The decision is due this fall. The BC government has given LNG Canada until November to accept an incentive offer of C$6 billion ($4.8 billion) in provincial income, sales and carbon tax cuts. An exemption from federal import tariffs on low-cost Asian LNG hardware is also being sought.

An example of success, to break a pattern of deferrals and cancellations among more than 20 Canadian LNG export projects for nearly a decade, could light a fire under the industry lineup, said CIBC.

“We believe industry participants may move to green light project expansions quicker than people think. It’s not inconceivable that we could see 5 Bcf/d or higher being exported from Canadian shores by the end of the next decade.”

Native communities also provide encouragement. Tribes on the Coastal GasLink route reject a legal challenge against its BC approval by prominent environmentalist Mike Sawyer, who demanded lengthy further review by the National Energy Board too.

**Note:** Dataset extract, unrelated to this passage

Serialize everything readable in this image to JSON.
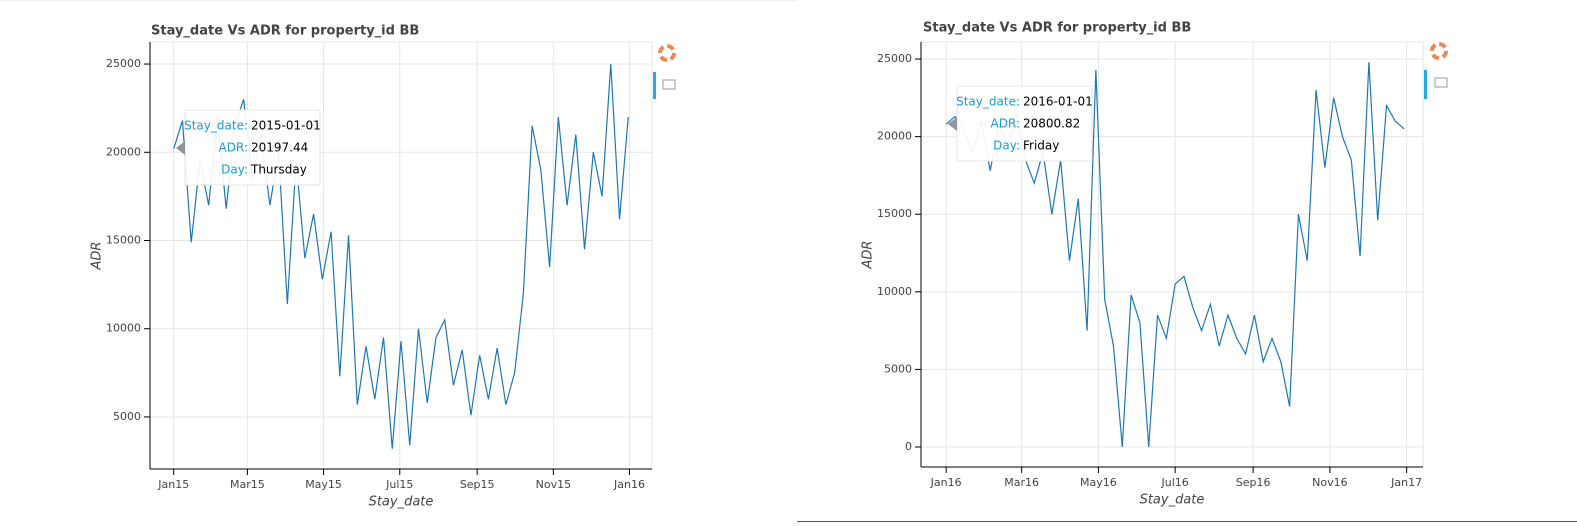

Burns Lake Band Chief Dan George said in an open letter responding to a proceeding Sawyer has launched before the National Energy Board that “the pipeline is supported by 19 of the 20 First Nations in BC through whose territories the line will run. The 20th has not publicly addressed the pipeline — but has long come out in favor of the LNG development the line will serve.”

The northern chief wrote that “those 19 Nations alone stand to receive up to C$1 billion ($800 million) in benefits from the pipeline, in contract and employment opportunities. They see the pipeline as a way of partially assisting with poverty and social issues, and building careers.